RebellInnenrätsel: Die Freiheit als gigantische, weltweite Verschwulung

Nr. 18 –

Ein harter Anfang: Geboren 1935 in Brandenburg als uneheliches Kind, der Vater ist Jude und flieht wenig später nach Schweden. Der Junge lebt zeitweise im Kinderheim, 1943 kommt er zurück zur Mutter, nach Hamburg – und muss gleich in den Luftschutzkeller; die Alliierten bombardieren flächendeckend. Nach dem Krieg wird er schon als Elfjähriger Schauspieler an Hamburger Theatern, wo auch seine Mutter arbeitet. Eine prägende, aber zwiespältige Freundschaft mit dem Schriftsteller Hans Henny Jahnn beginnt.

Früh entdeckt der Junge sein schwules Begehren – zu einer Zeit, als «Unzucht unter Männern» noch ins Zuchthaus führen kann. In einer fast zwanzig Jahre älteren Fotografin findet er eine Freundin fürs Leben. Er bricht aus, per Autostopp in die Provence, wo er Schafe hütet, und zu den Beatniks, Prostituierten und Kleinkriminellen in Hamburg-St. Pauli. Dort spielt auch sein zweiter Roman, voller Rhythmus und Slang, der 1968 erscheint: Jetzt hat auch Deutschland eine Popliteratur.

Die eigene Biografie liefert den Rohstoff für weitere Romane, seine Sprache entwickelt einen grossen Sog, oft sehr düster, mit beklemmend präzisen Assoziationen.
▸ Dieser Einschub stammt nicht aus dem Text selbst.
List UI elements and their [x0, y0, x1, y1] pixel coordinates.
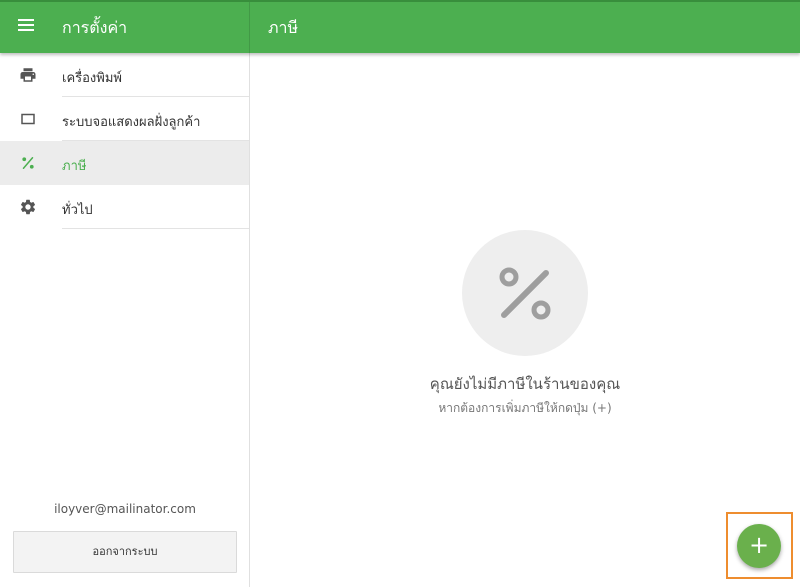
logout-button[interactable]: ออกจากระบบ — [13, 531, 237, 573]
sidebar-item-tax[interactable]: ภาษี — [0, 141, 249, 185]
divider — [62, 228, 249, 229]
percent-icon — [499, 267, 551, 320]
sidebar: เครื่องพิมพ์ ระบบจอแสดงผลฝั่งลูกค้า ภาษี… — [0, 53, 250, 587]
empty-state-illustration — [462, 230, 588, 356]
sidebar-item-label: ภาษี — [62, 159, 87, 174]
sidebar-item-printer[interactable]: เครื่องพิมพ์ — [0, 53, 249, 97]
display-icon — [21, 113, 35, 125]
account-email: iloyver@mailinator.com — [54, 502, 196, 516]
page-title: ภาษี — [268, 18, 299, 37]
sidebar-item-label: ระบบจอแสดงผลฝั่งลูกค้า — [62, 115, 201, 130]
gear-icon — [21, 199, 36, 215]
hamburger-menu-icon[interactable] — [18, 19, 38, 35]
printer-icon — [20, 68, 36, 82]
header-divider — [249, 2, 250, 53]
app-bar: การตั้งค่า ภาษี — [0, 0, 800, 53]
sidebar-item-label: ทั่วไป — [62, 203, 93, 218]
empty-state-title: คุณยังไม่มีภาษีในร้านของคุณ — [429, 375, 621, 393]
add-tax-button[interactable]: + — [737, 524, 781, 568]
settings-title: การตั้งค่า — [62, 18, 128, 37]
plus-icon: + — [748, 531, 770, 559]
sidebar-item-general[interactable]: ทั่วไป — [0, 185, 249, 229]
sidebar-item-label: เครื่องพิมพ์ — [62, 71, 122, 86]
main-content: คุณยังไม่มีภาษีในร้านของคุณ หากต้องการเพ… — [250, 53, 800, 587]
empty-state-subtitle: หากต้องการเพิ่มภาษีให้กดปุ่ม (+) — [438, 401, 612, 415]
sidebar-item-customer-display[interactable]: ระบบจอแสดงผลฝั่งลูกค้า — [0, 97, 249, 141]
percent-icon — [22, 157, 34, 169]
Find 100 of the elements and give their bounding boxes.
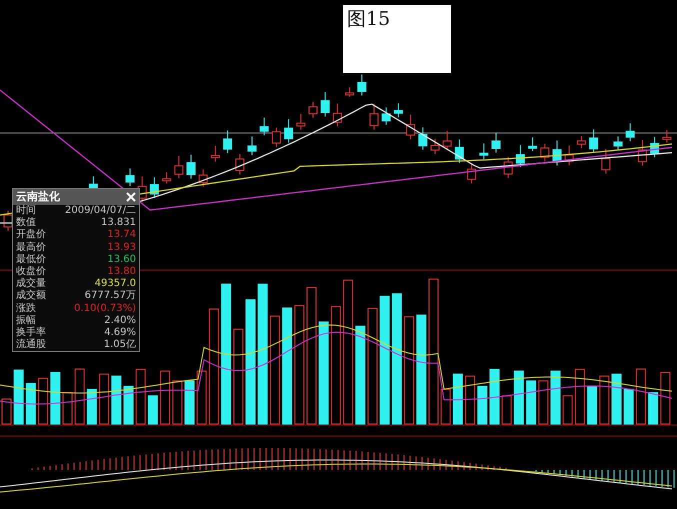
candlestick <box>504 156 513 178</box>
volume-bar <box>452 374 463 424</box>
stock-name: 云南盐化 <box>16 190 60 204</box>
volume-bar <box>86 388 97 424</box>
candlestick <box>540 143 550 162</box>
field-value: 2.40% <box>104 314 136 327</box>
field-label: 最低价 <box>16 254 46 266</box>
candlestick <box>564 145 574 166</box>
field-value: 1.05亿 <box>104 339 136 352</box>
candlestick <box>589 128 598 154</box>
candlestick <box>162 172 172 184</box>
candlestick <box>467 162 476 184</box>
candlestick <box>406 114 416 140</box>
field-value: 6777.57万 <box>84 290 136 302</box>
field-value: 13.60 <box>107 254 136 266</box>
candlestick <box>418 126 428 150</box>
field-label: 收盘价 <box>16 266 46 278</box>
candlestick <box>174 155 184 179</box>
candlestick <box>454 139 464 164</box>
field-label: 数值 <box>16 217 36 229</box>
volume-bar <box>477 386 488 424</box>
candlestick <box>126 168 134 186</box>
field-value: 2009/04/07/二 <box>64 205 136 218</box>
field-label: 涨跌 <box>16 302 36 315</box>
volume-bar <box>648 392 658 424</box>
candlestick <box>332 103 342 127</box>
field-value: 13.93 <box>107 242 136 254</box>
candlestick <box>210 145 220 162</box>
candlestick <box>626 122 635 142</box>
volume-bar <box>111 376 122 424</box>
candlestick <box>223 130 232 154</box>
close-icon[interactable] <box>126 192 136 202</box>
candlestick <box>284 118 294 144</box>
volume-bar <box>624 388 634 424</box>
volume-bar <box>574 368 585 424</box>
volume-bar <box>660 372 670 424</box>
figure-label: 图15 <box>343 5 451 73</box>
candlestick <box>614 136 622 150</box>
volume-bar <box>538 380 548 424</box>
field-value: 13.80 <box>107 266 136 278</box>
volume-bar <box>26 383 36 424</box>
candlestick <box>638 140 647 166</box>
candlestick <box>430 138 440 155</box>
candlestick <box>650 136 660 158</box>
candlestick <box>382 106 391 126</box>
candlestick <box>662 130 672 144</box>
field-label: 换手率 <box>16 326 46 338</box>
volume-bar <box>612 374 622 424</box>
candlestick <box>528 136 538 152</box>
candlestick <box>370 103 378 130</box>
candlestick <box>516 144 525 168</box>
volume-bar <box>99 374 110 424</box>
volume-bar <box>184 380 194 424</box>
volume-bar <box>74 368 85 424</box>
field-label: 流通股 <box>16 339 46 352</box>
volume-bar <box>172 380 182 424</box>
candlestick <box>576 136 586 149</box>
volume-bar <box>514 370 524 424</box>
field-label: 振幅 <box>16 314 36 326</box>
candlestick <box>492 132 500 153</box>
candlestick <box>308 101 318 118</box>
volume-bar <box>136 368 146 424</box>
candlestick <box>272 127 281 148</box>
volume-bar <box>599 376 610 424</box>
candlestick <box>235 154 244 175</box>
volume-bar <box>636 368 646 424</box>
field-value: 49357.0 <box>94 278 136 290</box>
field-value: 4.69% <box>104 326 136 339</box>
volume-bar <box>526 380 536 424</box>
candlestick <box>552 140 562 166</box>
volume-bar <box>562 395 573 424</box>
candlestick <box>260 117 269 136</box>
volume-bar <box>160 370 170 424</box>
candlestick <box>479 142 488 160</box>
volume-bar <box>196 370 207 424</box>
field-value: 13.74 <box>107 229 136 242</box>
volume-bar <box>124 386 134 424</box>
volume-bar <box>587 386 598 424</box>
candlestick <box>248 136 256 156</box>
field-label: 开盘价 <box>16 229 46 242</box>
candlestick <box>601 148 610 174</box>
volume-bar <box>490 368 500 424</box>
field-value: 0.10(0.73%) <box>74 302 136 315</box>
field-label: 成交额 <box>16 290 46 302</box>
volume-bar <box>502 395 512 424</box>
volume-bar <box>440 388 451 424</box>
candlestick <box>442 130 452 151</box>
volume-bar <box>14 370 24 424</box>
candlestick <box>296 113 306 130</box>
candlestick <box>198 168 208 188</box>
volume-bar <box>38 378 48 424</box>
field-value: 13.831 <box>101 217 136 230</box>
candlestick <box>320 92 330 118</box>
volume-bar <box>465 376 476 424</box>
candlestick <box>186 154 196 180</box>
volume-bar <box>550 370 560 424</box>
field-label: 成交量 <box>16 278 46 290</box>
field-label: 时间 <box>16 205 36 217</box>
volume-bar <box>2 398 12 424</box>
candlestick <box>394 102 403 118</box>
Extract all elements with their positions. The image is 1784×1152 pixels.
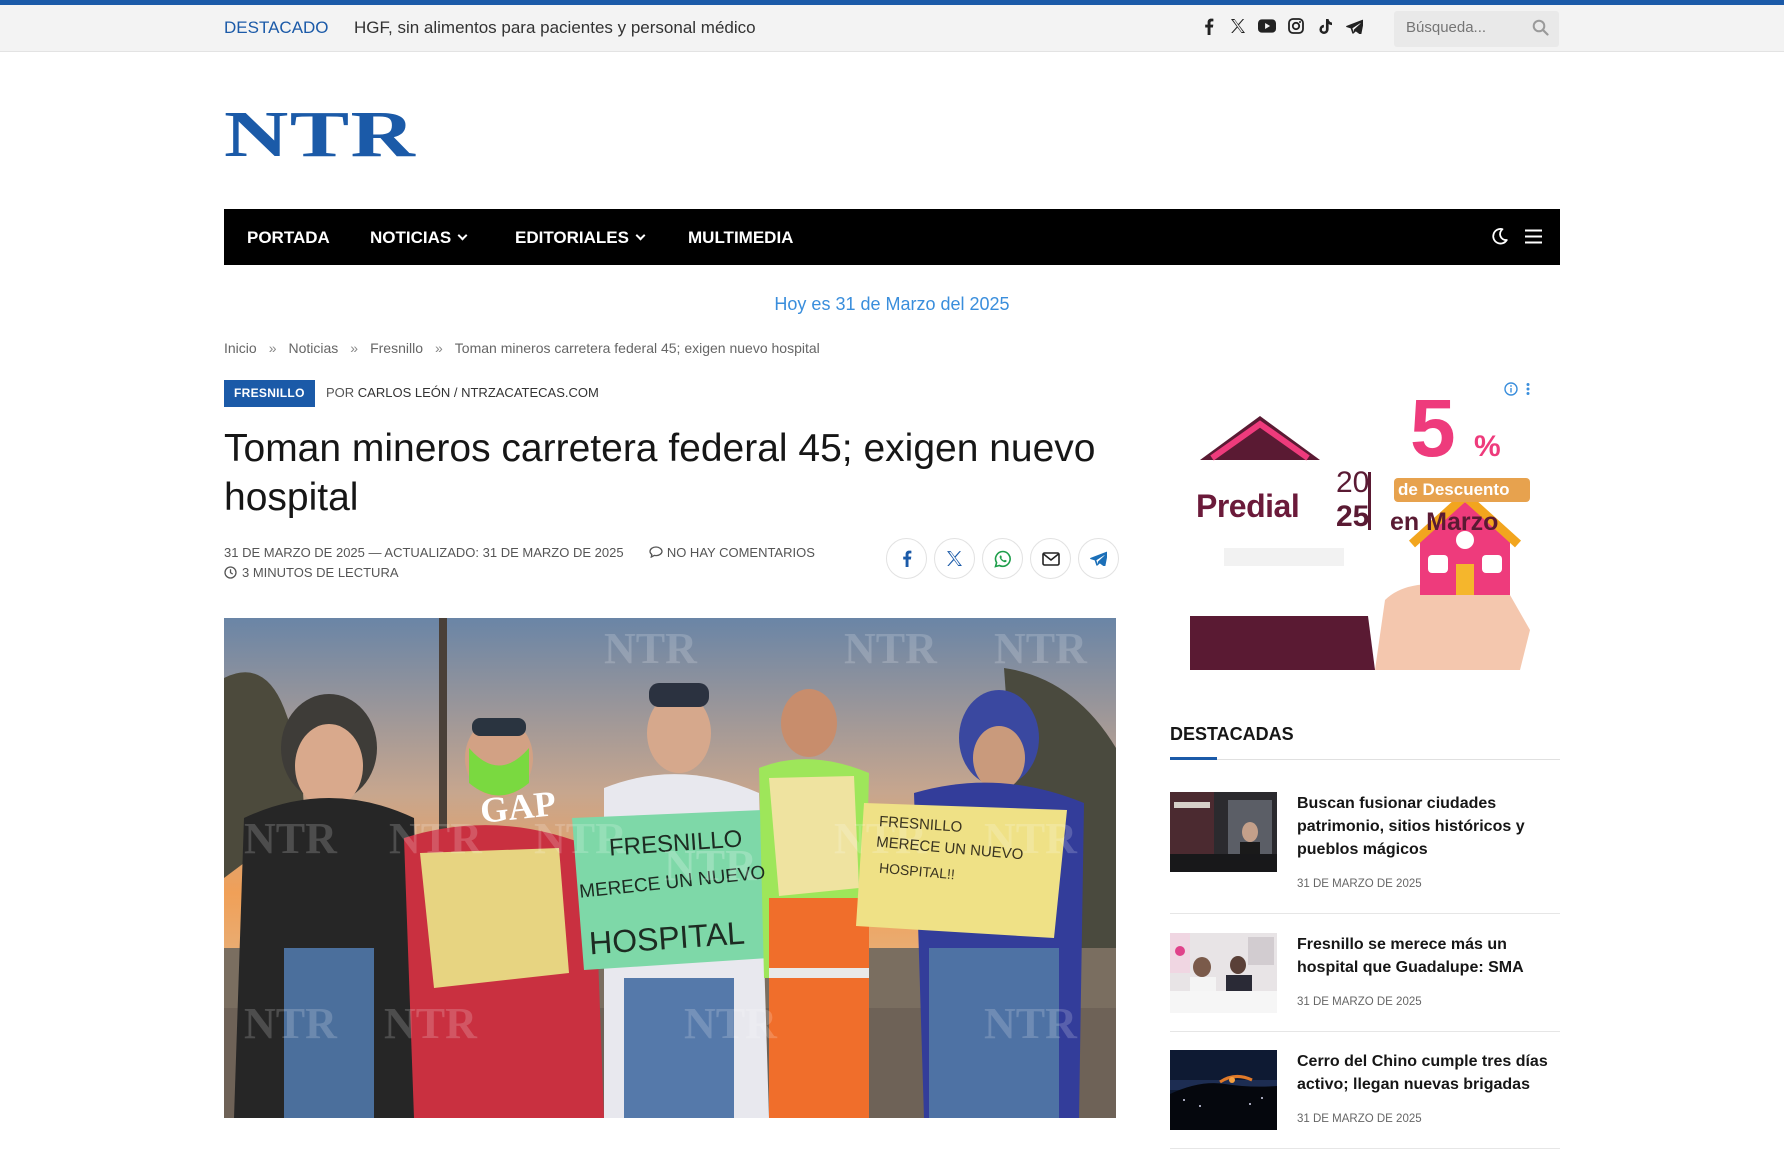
story-title[interactable]: Cerro del Chino cumple tres días activo;…	[1297, 1050, 1562, 1096]
story-date: 31 DE MARZO DE 2025	[1297, 1113, 1422, 1125]
nav-item-label: PORTADA	[247, 228, 330, 247]
clock-icon	[224, 566, 237, 579]
telegram-icon	[1090, 551, 1107, 566]
menu-icon[interactable]	[1524, 229, 1543, 249]
comments-link[interactable]: NO HAY COMENTARIOS	[649, 545, 815, 560]
story-thumbnail[interactable]	[1170, 792, 1277, 872]
ad-predial: Predial	[1196, 488, 1300, 524]
email-icon	[1041, 551, 1060, 566]
story-thumbnail[interactable]	[1170, 1050, 1277, 1130]
category-badge[interactable]: FRESNILLO	[224, 380, 315, 407]
breadcrumb-separator: »	[434, 340, 443, 356]
breadcrumb: Inicio » Noticias » Fresnillo » Toman mi…	[224, 340, 820, 356]
story-date: 31 DE MARZO DE 2025	[1297, 996, 1422, 1008]
share-telegram-button[interactable]	[1078, 538, 1119, 579]
svg-text:NTR: NTR	[684, 999, 778, 1048]
svg-text:NTR: NTR	[244, 999, 338, 1048]
current-date: Hoy es 31 de Marzo del 2025	[774, 294, 1010, 314]
svg-text:NTR: NTR	[984, 814, 1078, 863]
breadcrumb-fresnillo[interactable]: Fresnillo	[370, 340, 423, 356]
youtube-icon[interactable]	[1258, 16, 1276, 36]
ad-info-icon[interactable]	[1504, 382, 1534, 401]
nav-item-label: EDITORIALES	[515, 228, 629, 247]
share-facebook-button[interactable]	[886, 538, 927, 579]
published-date: 31 DE MARZO DE 2025	[224, 545, 365, 560]
sidebar-heading: DESTACADAS	[1170, 724, 1294, 744]
site-logo[interactable]: NTR	[224, 102, 416, 168]
reading-time-text: 3 MINUTOS DE LECTURA	[242, 565, 399, 580]
x-icon[interactable]	[1229, 16, 1247, 36]
tiktok-icon[interactable]	[1316, 16, 1334, 36]
story-thumbnail[interactable]	[1170, 933, 1277, 1013]
top-bar: DESTACADO HGF, sin alimentos para pacien…	[0, 5, 1784, 52]
comments-count: NO HAY COMENTARIOS	[666, 545, 815, 560]
svg-text:NTR: NTR	[834, 814, 928, 863]
ad-month: en Marzo	[1390, 508, 1499, 536]
facebook-icon[interactable]	[1200, 16, 1218, 36]
divider	[1170, 759, 1560, 760]
divider	[1170, 913, 1560, 914]
share-whatsapp-button[interactable]	[982, 538, 1023, 579]
ad-descuento: de Descuento	[1398, 480, 1510, 499]
dark-mode-toggle-icon[interactable]	[1490, 227, 1509, 251]
svg-text:NTR: NTR	[244, 814, 338, 863]
divider	[1170, 1148, 1560, 1149]
comment-icon	[649, 546, 663, 559]
ad-year-bottom: 25	[1336, 500, 1370, 533]
whatsapp-icon	[993, 550, 1011, 568]
svg-text:NTR: NTR	[389, 814, 483, 863]
ad-percent: 5	[1410, 383, 1456, 474]
nav-item-label: NOTICIAS	[370, 228, 452, 247]
breadcrumb-home[interactable]: Inicio	[224, 340, 257, 356]
heading-accent	[1170, 757, 1217, 760]
svg-text:NTR: NTR	[534, 814, 628, 863]
social-links	[1200, 16, 1363, 36]
advertisement[interactable]: Predial 20 25 5 % de Descuento en Marzo	[1190, 380, 1539, 670]
x-icon	[947, 551, 962, 566]
updated-label: — ACTUALIZADO:	[368, 545, 480, 560]
story-date: 31 DE MARZO DE 2025	[1297, 878, 1422, 890]
chevron-down-icon	[457, 230, 468, 241]
search-input[interactable]	[1406, 19, 1526, 36]
article-meta: 31 DE MARZO DE 2025 — ACTUALIZADO: 31 DE…	[224, 545, 815, 560]
author-link[interactable]: CARLOS LEÓN / NTRZACATECAS.COM	[358, 385, 599, 400]
article-featured-image: NTR NTR NTR NTR NTR NTR NTR NTR NTR NTR NTR NTR G…	[224, 618, 1116, 1118]
facebook-icon	[902, 550, 911, 567]
updated-date: 31 DE MARZO DE 2025	[482, 545, 624, 560]
byline-prefix: POR	[326, 385, 355, 400]
nav-item-label: MULTIMEDIA	[688, 228, 794, 247]
trending-link[interactable]: HGF, sin alimentos para pacientes y pers…	[354, 18, 756, 38]
reading-time: 3 MINUTOS DE LECTURA	[224, 565, 399, 580]
ad-year-top: 20	[1336, 466, 1370, 499]
ad-percent-sign: %	[1474, 430, 1501, 463]
nav-item-portada[interactable]: PORTADA	[247, 228, 330, 248]
nav-item-multimedia[interactable]: MULTIMEDIA	[688, 228, 793, 248]
breadcrumb-separator: »	[350, 340, 359, 356]
share-email-button[interactable]	[1030, 538, 1071, 579]
chevron-down-icon	[635, 230, 646, 241]
nav-item-editoriales[interactable]: EDITORIALES	[515, 228, 646, 248]
breadcrumb-noticias[interactable]: Noticias	[288, 340, 338, 356]
main-nav: PORTADA NOTICIAS EDITORIALES MULTIMEDIA	[224, 209, 1560, 265]
svg-text:NTR: NTR	[384, 999, 478, 1048]
divider	[1170, 1031, 1560, 1032]
svg-text:NTR: NTR	[994, 624, 1088, 673]
story-title[interactable]: Fresnillo se merece más un hospital que …	[1297, 933, 1562, 979]
byline: POR CARLOS LEÓN / NTRZACATECAS.COM	[326, 385, 599, 400]
breadcrumb-separator: »	[268, 340, 277, 356]
svg-text:NTR: NTR	[604, 624, 698, 673]
share-buttons	[886, 538, 1119, 579]
breadcrumb-current: Toman mineros carretera federal 45; exig…	[454, 340, 820, 356]
search-icon[interactable]	[1532, 19, 1549, 41]
trending-label: DESTACADO	[224, 18, 329, 37]
article-title: Toman mineros carretera federal 45; exig…	[224, 427, 1096, 519]
nav-item-noticias[interactable]: NOTICIAS	[370, 228, 468, 248]
story-title[interactable]: Buscan fusionar ciudades patrimonio, sit…	[1297, 792, 1562, 861]
search-box	[1394, 11, 1559, 47]
share-x-button[interactable]	[934, 538, 975, 579]
instagram-icon[interactable]	[1287, 16, 1305, 36]
telegram-icon[interactable]	[1345, 16, 1363, 36]
svg-text:NTR: NTR	[984, 999, 1078, 1048]
svg-text:NTR: NTR	[844, 624, 938, 673]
Die Entgrenzung fasziniert ihn, doch er bleibt ein genauer, analytischer Beobachter. Das kommt ihm zugute, als er zusammen mit der Fotografin in der Karibik, in Brasilien und Afrika religiöse Rituale zu erforschen beginnt. Die beiden kommen so nah heran wie wohl noch keine EuropäerInnen vor ihnen. Aber sie verlieren sich nie in der Faszination – die Politik, die Widersprüche, das Elend der postkolonialen Staaten sind ein entscheidender Teil ihrer Berichte. Sex auch. Schon 1971 hatte er sein Alter Ego Jäcki sagen lassen: «Ich kann mir die Freiheit, wenn ich ehrlich bin, nur als eine gigantische, weltweite Verschwulung vorstellen.»

Er beginnt eine monumentale, neunzehnbändige «Geschichte der Empfindlichkeit», in der viele Themen aus früheren Romanen wieder auftauchen. Teil davon ist der Roman «Explosion». «Geschüttelt von den Aidsartikeln der Weltpresse, schreibe ich einen wahnsinnigen Roman über ebendas, was uns nun wohl demnächst verboten werden soll: homosexuelle Orgien», hält er während der Arbeit dazu fest. Er schafft nur noch die Rohfassung. Über seine eigene Erkrankung spricht er nicht. Als er 1986 stirbt, ist die Hetze gegen seinesgleichen in vollem Gang.

Wir haben den Schriftsteller Hubert Fichte (1935–1986) – und die Fotografin Leonore Mau (1916–2013) – gesucht. Fichtes Gesamtwerk ist im Verlag S. Fischer erfreulicherweise fast vollständig erhältlich.